The deal's already causing drama. Shares of Paramount Skydance Corp. (PSKY) tumbled 7% after the company alleged the auction process was biased and potentially rigged in Netflix's favor. Whether there's substance to those claims or just sour grapes from a losing bidder remains to be seen, but it's adding spice to what's already a transformative moment for the streaming industry.
Adobe's AI Comeback Story
Among mega-cap stocks, Adobe Inc. (ADBE) surged over 5%, eyeing a sixth straight day of gains. This is notable because Adobe had slumped more than 50% from its January 2024 highs—a brutal decline that had investors questioning the company's AI strategy. Now there's a growing sense that maybe, just maybe, Adobe is figuring things out. Investors are positioning ahead of the company's December 10 earnings report, betting on a strong showing and evidence of a legitimate turnaround in how Adobe is approaching artificial intelligence.
Retail Winners and Losers
In the earnings department, Ulta Beauty Inc. (ULTA) was the star of the day, jumping 14% after beating analysts' estimates and raising its outlook. Beauty retail has been a tough category, so seeing Ulta deliver both a beat and a raise is encouraging for the consumer discretionary sector.
On the flip side, DocuSign Inc. (DOCU) fell 6.5%, proving that not every earnings story gets a happy ending.
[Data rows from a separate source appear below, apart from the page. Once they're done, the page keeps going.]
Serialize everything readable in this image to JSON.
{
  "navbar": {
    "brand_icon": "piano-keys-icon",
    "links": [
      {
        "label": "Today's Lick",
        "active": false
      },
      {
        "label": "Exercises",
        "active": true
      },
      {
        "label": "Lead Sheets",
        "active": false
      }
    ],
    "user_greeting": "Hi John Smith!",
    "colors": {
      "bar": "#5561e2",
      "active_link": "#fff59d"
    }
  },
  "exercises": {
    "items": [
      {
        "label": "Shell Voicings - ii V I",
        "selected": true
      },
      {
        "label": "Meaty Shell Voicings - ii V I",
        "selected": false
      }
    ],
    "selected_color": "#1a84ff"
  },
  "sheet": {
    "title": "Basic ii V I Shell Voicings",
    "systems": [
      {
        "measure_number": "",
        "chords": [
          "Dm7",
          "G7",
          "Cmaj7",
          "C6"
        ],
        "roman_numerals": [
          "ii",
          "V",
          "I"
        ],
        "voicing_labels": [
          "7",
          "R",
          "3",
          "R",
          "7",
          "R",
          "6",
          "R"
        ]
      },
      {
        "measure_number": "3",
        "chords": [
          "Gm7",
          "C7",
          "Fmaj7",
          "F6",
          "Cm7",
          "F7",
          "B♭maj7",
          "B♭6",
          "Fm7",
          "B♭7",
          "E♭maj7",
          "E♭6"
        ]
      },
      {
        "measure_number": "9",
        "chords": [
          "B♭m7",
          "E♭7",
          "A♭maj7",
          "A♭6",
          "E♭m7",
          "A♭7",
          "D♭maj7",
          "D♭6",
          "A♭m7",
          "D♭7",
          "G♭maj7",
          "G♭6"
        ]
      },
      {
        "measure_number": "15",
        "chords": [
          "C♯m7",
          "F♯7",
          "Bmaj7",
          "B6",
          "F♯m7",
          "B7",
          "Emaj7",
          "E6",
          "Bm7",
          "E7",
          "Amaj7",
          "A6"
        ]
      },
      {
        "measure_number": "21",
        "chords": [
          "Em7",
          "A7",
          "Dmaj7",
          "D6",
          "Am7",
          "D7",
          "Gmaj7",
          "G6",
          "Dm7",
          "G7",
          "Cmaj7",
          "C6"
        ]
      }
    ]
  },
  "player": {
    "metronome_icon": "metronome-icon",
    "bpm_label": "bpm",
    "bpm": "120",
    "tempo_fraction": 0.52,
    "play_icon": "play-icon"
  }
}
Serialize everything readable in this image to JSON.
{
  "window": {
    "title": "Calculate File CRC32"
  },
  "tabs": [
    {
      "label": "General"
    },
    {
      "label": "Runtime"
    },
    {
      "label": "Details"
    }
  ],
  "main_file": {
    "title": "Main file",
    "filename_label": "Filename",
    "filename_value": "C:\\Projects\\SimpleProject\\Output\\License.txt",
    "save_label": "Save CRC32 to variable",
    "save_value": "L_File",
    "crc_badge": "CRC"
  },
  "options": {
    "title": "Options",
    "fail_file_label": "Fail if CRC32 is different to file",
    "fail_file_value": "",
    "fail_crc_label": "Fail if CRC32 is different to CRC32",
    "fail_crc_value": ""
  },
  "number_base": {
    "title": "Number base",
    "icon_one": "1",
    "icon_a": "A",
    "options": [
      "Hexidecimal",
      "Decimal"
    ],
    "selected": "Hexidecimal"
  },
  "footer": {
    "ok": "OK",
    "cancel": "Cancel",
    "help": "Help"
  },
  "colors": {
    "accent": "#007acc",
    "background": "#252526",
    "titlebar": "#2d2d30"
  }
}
Crypto and Commodities Check In
Bitcoin (BTC) slipped 2.6% below $90,000, still struggling to break through resistance near $95,000. The cryptocurrency has been consolidating after its recent rally, and Friday's action suggested traders aren't quite ready to push it to new highs just yet.
Meanwhile, gold edged up 0.2% to $4,217 an ounce, and crude oil rose 1% to $60 a barrel. The modest gains in commodities came amid rising geopolitical risk, though neither market was screaming danger signals.
Friday's Performance In Major US Indices, ETFs
| Major Indices | Price | 1-day % |
| Nasdaq 100 | 25,680.72 | 0.4% |
| Dow Jones | 48,003.72 | 0.3% |
| S&P 500 | 6,873.35 | 0.2% |
| Russell 2000 | 2,524.13 | -0.3% |
Updated by 1:20 p.m. ET
Looking at the broader market through the lens of popular ETFs, the picture was mostly green with a few exceptions. The Vanguard S&P 500 ETF inched 0.2% higher to $630.40, while the SPDR Dow Jones Industrial Average edged 0.2% up to $480.30. The tech-heavy Invesco QQQ Trust Series rose 0.4% to $625.26, reflecting the strength in technology stocks.
Small caps had a rougher day, with the iShares Russell 2000 ETF easing 0.3% to $251.07. On the sector front, the Communication Services Select Sector SPDR Fund outperformed with a 1.2% gain—likely benefiting from the Warner Bros acquisition news—while the HealthCare Select Sector SPDR Fund lagged, down 0.5%.
Russell 1000's Top Gainers And Losers On Friday
The day's biggest winners in the Russell 1000 told a story about retail resilience and sector-specific momentum. Ulta Beauty led the charge with its 13.39% surge, followed by The Cooper Companies Inc. (COO) up 8.18%, Dollar Tree Inc. (DLTR) gaining 7.73%, Dollar General Corp. (DG) climbing 7.06%, and Albemarle Corp. (ALB) rising 6.42%.
On the losing side, Paramount Skydance led the decliners with its 6.17% drop on the Warner Bros auction controversy. W. R. Berkley Corp. (WRB) fell 5.20%, Vistra Corp. (VST) declined 3.67%, Huntington Ingalls Industries Inc. (HII) dropped 3.63%, and Insulet Corp. (PODD) slipped 3.53%.
All in all, it was a day where the headlines were bigger than the price moves in the major indexes. The market's inching higher, inflation's cooperating, and the Fed looks ready to cut rates. But the real story is how media and streaming companies are reshaping themselves for whatever comes next.